Bagikan:

JAKARTA - Wakil Ketua Komisi Pemberantasan Korupsi (KPK) Nurul Ghufron mengingatkan pemerintah daerah untuk melaksanakan lelang dalam proses pengadaan barang dan jasa. Proses tersebut mencegah adanya pemberian upeti di luar pendapatan penyelenggara negara.

Hal ini disampaikan setelah KPK menetapkan Bupati Kolaka Timur Andi Merya Nur dan Kepala BPBD Kolaka Timur Anzarullah sebagai tersangka. Keduanya menjadi tersangka dugaan suap pengadaan proyek infrastruktur yang berasal dari dana hibah Badan Nasional Penanggulangan Bencana (BNPB).

"Pengadaan barang dan jasa melalui lelang dilakukan sebagai sistem pencegahan agar seluruh proyek pemerintah berjalan dengan bersih dan tidak disusupi oleh keinginan pejabat mendapatkan upeti di luar pendapatannya sebagai penyelenggara negara," kata Ghufron dalam konferensi pers yang ditayangkan YouTube KPK RI, Rabu, 22 September.

Ia juga mengingatkan para penyelenggara negara untuk memegang sumpah jabatan mereka. "Serta bekerja sebagai pelayan masyarakat," tegas Ghufron.

Kasus ini bermula ketika Maret hingga Agustus lalu, Andi Merya dan Anzarullah menyusun proposal dana hibah BNPB yang berupa dana rehabilitasi dan rekonstruksi serta dana siap pakai.

"Kemudian awal September 2021, AMN dan AZR datang ke BNPB Pusat di Jakarta untuk menyampaikan paparan terkait dengan pengajuan dana hibah logistik & peralatan, di mana Pemkab Kolaka Timur memperoleh dana hibah BNPB yaitu Hibah Relokasi dan Rekonstruksi senilai Rp26,9 miliar dan Hibah Dana Siap Pakai senilai Rp12,1 miliar," ungkap Ghufron.

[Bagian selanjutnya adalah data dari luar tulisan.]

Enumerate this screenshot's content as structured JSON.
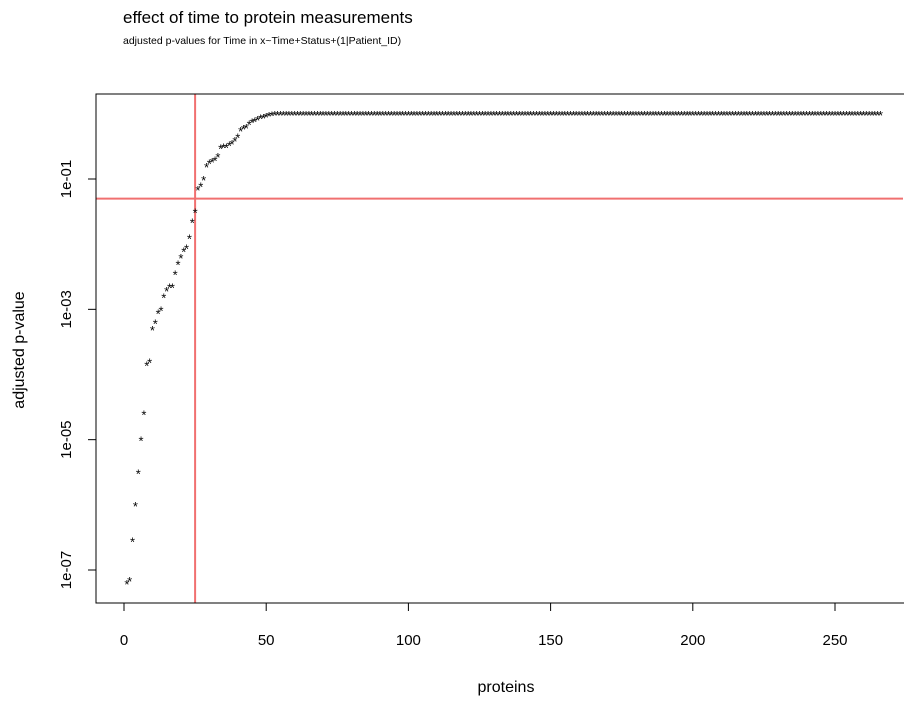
{
  "chart_data": {
    "type": "scatter",
    "title": "effect of time to protein measurements",
    "subtitle": "adjusted p-values for Time in x~Time+Status+(1|Patient_ID)",
    "xlabel": "proteins",
    "ylabel": "adjusted p-value",
    "xlim": [
      -10,
      275
    ],
    "ylim_log10": [
      -7.45,
      0.35
    ],
    "y_scale": "log10",
    "x_ticks": [
      0,
      50,
      100,
      150,
      200,
      250
    ],
    "x_tick_labels": [
      "0",
      "50",
      "100",
      "150",
      "200",
      "250"
    ],
    "y_ticks_log10": [
      -7,
      -5,
      -3,
      -1
    ],
    "y_tick_labels": [
      "1e-07",
      "1e-05",
      "1e-03",
      "1e-01"
    ],
    "marker": "*",
    "marker_color": "#000000",
    "reference_lines": {
      "vline_x": 25,
      "hline_y": 0.05,
      "color": "#f07070"
    },
    "x": [
      1,
      2,
      3,
      4,
      5,
      6,
      7,
      8,
      9,
      10,
      11,
      12,
      13,
      14,
      15,
      16,
      17,
      18,
      19,
      20,
      21,
      22,
      23,
      24,
      25,
      26,
      27,
      28,
      29,
      30,
      31,
      32,
      33,
      34,
      35,
      36,
      37,
      38,
      39,
      40,
      41,
      42,
      43,
      44,
      45,
      46,
      47,
      48,
      49,
      50,
      51,
      52
    ],
    "y_log10": [
      -7.2,
      -7.15,
      -6.55,
      -6.0,
      -5.5,
      -5.0,
      -4.6,
      -3.85,
      -3.8,
      -3.3,
      -3.2,
      -3.05,
      -3.0,
      -2.8,
      -2.7,
      -2.65,
      -2.65,
      -2.45,
      -2.3,
      -2.2,
      -2.1,
      -2.05,
      -1.9,
      -1.65,
      -1.5,
      -1.15,
      -1.1,
      -1.0,
      -0.8,
      -0.75,
      -0.72,
      -0.7,
      -0.65,
      -0.52,
      -0.5,
      -0.5,
      -0.47,
      -0.45,
      -0.4,
      -0.35,
      -0.25,
      -0.22,
      -0.2,
      -0.15,
      -0.12,
      -0.1,
      -0.08,
      -0.06,
      -0.05,
      -0.03,
      -0.02,
      -0.01
    ],
    "plateau": {
      "x_start": 53,
      "x_end": 266,
      "y_log10": 0
    }
  }
}
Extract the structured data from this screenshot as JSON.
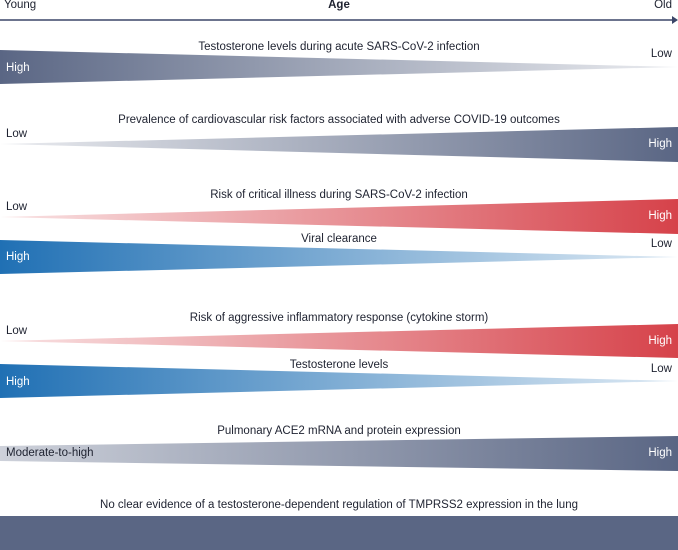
{
  "axis": {
    "left_label": "Young",
    "center_label": "Age",
    "right_label": "Old"
  },
  "rows": [
    {
      "id": "testosterone-acute",
      "title": "Testosterone levels during acute SARS-CoV-2 infection",
      "left": "High",
      "right": "Low",
      "trend": "decreasing",
      "color": "#5a6684"
    },
    {
      "id": "cv-risk",
      "title": "Prevalence of cardiovascular risk factors associated with adverse COVID-19 outcomes",
      "left": "Low",
      "right": "High",
      "trend": "increasing",
      "color": "#5a6684"
    },
    {
      "id": "critical-illness",
      "title": "Risk of critical illness during SARS-CoV-2 infection",
      "left": "Low",
      "right": "High",
      "trend": "increasing",
      "color": "#d6424a"
    },
    {
      "id": "viral-clearance",
      "title": "Viral clearance",
      "left": "High",
      "right": "Low",
      "trend": "decreasing",
      "color": "#2070b4"
    },
    {
      "id": "inflammatory",
      "title": "Risk of aggressive inflammatory response (cytokine storm)",
      "left": "Low",
      "right": "High",
      "trend": "increasing",
      "color": "#d6424a"
    },
    {
      "id": "testosterone",
      "title": "Testosterone levels",
      "left": "High",
      "right": "Low",
      "trend": "decreasing",
      "color": "#2070b4"
    },
    {
      "id": "ace2",
      "title": "Pulmonary ACE2 mRNA and protein expression",
      "left": "Moderate-to-high",
      "right": "High",
      "trend": "increasing",
      "color": "#5a6684"
    },
    {
      "id": "tmprss2",
      "title": "No clear evidence of a testosterone-dependent regulation of TMPRSS2 expression in the lung",
      "left": "",
      "right": "",
      "trend": "constant",
      "color": "#5a6684"
    }
  ]
}
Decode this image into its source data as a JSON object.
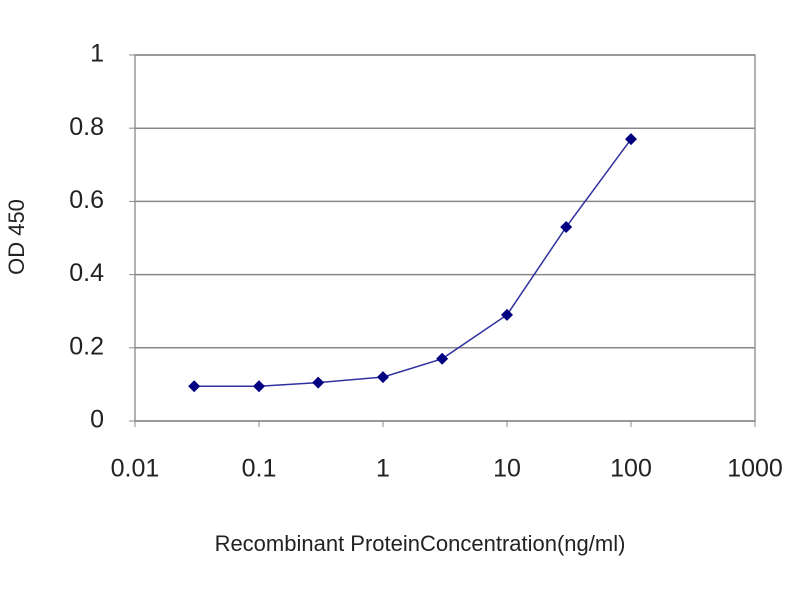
{
  "chart_data": {
    "type": "line",
    "x_label": "Recombinant ProteinConcentration(ng/ml)",
    "y_label": "OD 450",
    "x": [
      0.03,
      0.1,
      0.3,
      1,
      3,
      10,
      30,
      100
    ],
    "values": [
      0.095,
      0.095,
      0.105,
      0.12,
      0.17,
      0.29,
      0.53,
      0.77
    ],
    "color": "#000080",
    "xlim": [
      0.01,
      1000
    ],
    "xticks": [
      0.01,
      0.1,
      1,
      10,
      100,
      1000
    ],
    "x_log": true,
    "ylim": [
      0,
      1
    ],
    "yticks": [
      0,
      0.2,
      0.4,
      0.6,
      0.8,
      1
    ],
    "grid": true
  }
}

Selanjutnya, Anzarullah meminta Andi Merya agar proyek yang dananya berasal dari hibah BNPB dikerjakan oleh orang kepercayaan serta pihak lain yang membantu proses pencairan.

Ada dua proyek yang kemudian sudah diminta Anzarullah untuk dikerjakannya. Proyek tersebut adalah paket belanja jasa konsultasi perencanaan pekerjaan jembatan 2 unit di Kecamatan Ueesi senilai Rp714 juta dan belanja jasa konsultansi perencaaan pembangunan 100 unit rumah di Kecamatan Uluiwoi senilai Rp175 juta.

Atas permintaan itu, Andi Merya menyetujui dan Anzarullah akan memberikan fee sebesar 30 persen. 

"Selanjutnya AMN memerintahkan AZR untuk berkoordinasi langsung dengan Dewa Made Ratmawan, Kabag ULP agar memproses pekerjaan perencanaan lelang konsultan dan menguploadnya ke LPSE sehingga perusahaan milik AZR dan/atau grup AZR dimenangkan serta ditunjuk menjadi konsultan perencana pekerjaan 2 proyek dimaksud," jelas Ghufron.

Berikutnya, Andi Merya juga meminta uang sebesar Rp250 juta atas dua proyek tersebut dan Anzarullah menyerahkan uang sebesar Rp25 juta lebih dulu. "Sedangkan sisanya sebesar Rp225 juta sepakat akan diserahkan di rumah pribadi AMN," ujarnya.

Atas perbuatannya, Anzarullah sebagai pemberi disangka melanggar Pasal 5 ayat (1) huruf a atau Pasal 5 ayat (1) huruf b atau Pasal 13 Undang-Undang Republik Indonesia Nomor 31 Tahun 1999 tentang Pemberantasan Tindak Pidana Korupsi sebagaimana telah diubah dengan Undang-Undang Republik Indonesia Nomor 20 Tahun 2001 tentang Perubahan Atas Undang-Undang Nomor 31 Tahun 1999 tentang Pemberantasan Tindak Pidana Korupsi.

Sementara Andi Merya sebagai penerima disangka melanggar Pasal 12 huruf (a) atau Pasal 12 huruf (b) atau Pasal 11 Undang-Undang Republik Indonesia Nomor 31 Tahun 1999 tentang Pemberantasan Tindak Pidana Korupsi sebagaimana telah diubah dengan Undang-Undang Republik Indonesia Nomor 20 Tahun 2001 tentang Perubahan Atas UndangUndang Nomor 31 Tahun 1999 tentang Pemberantasan Tindak Pidana Korupsi.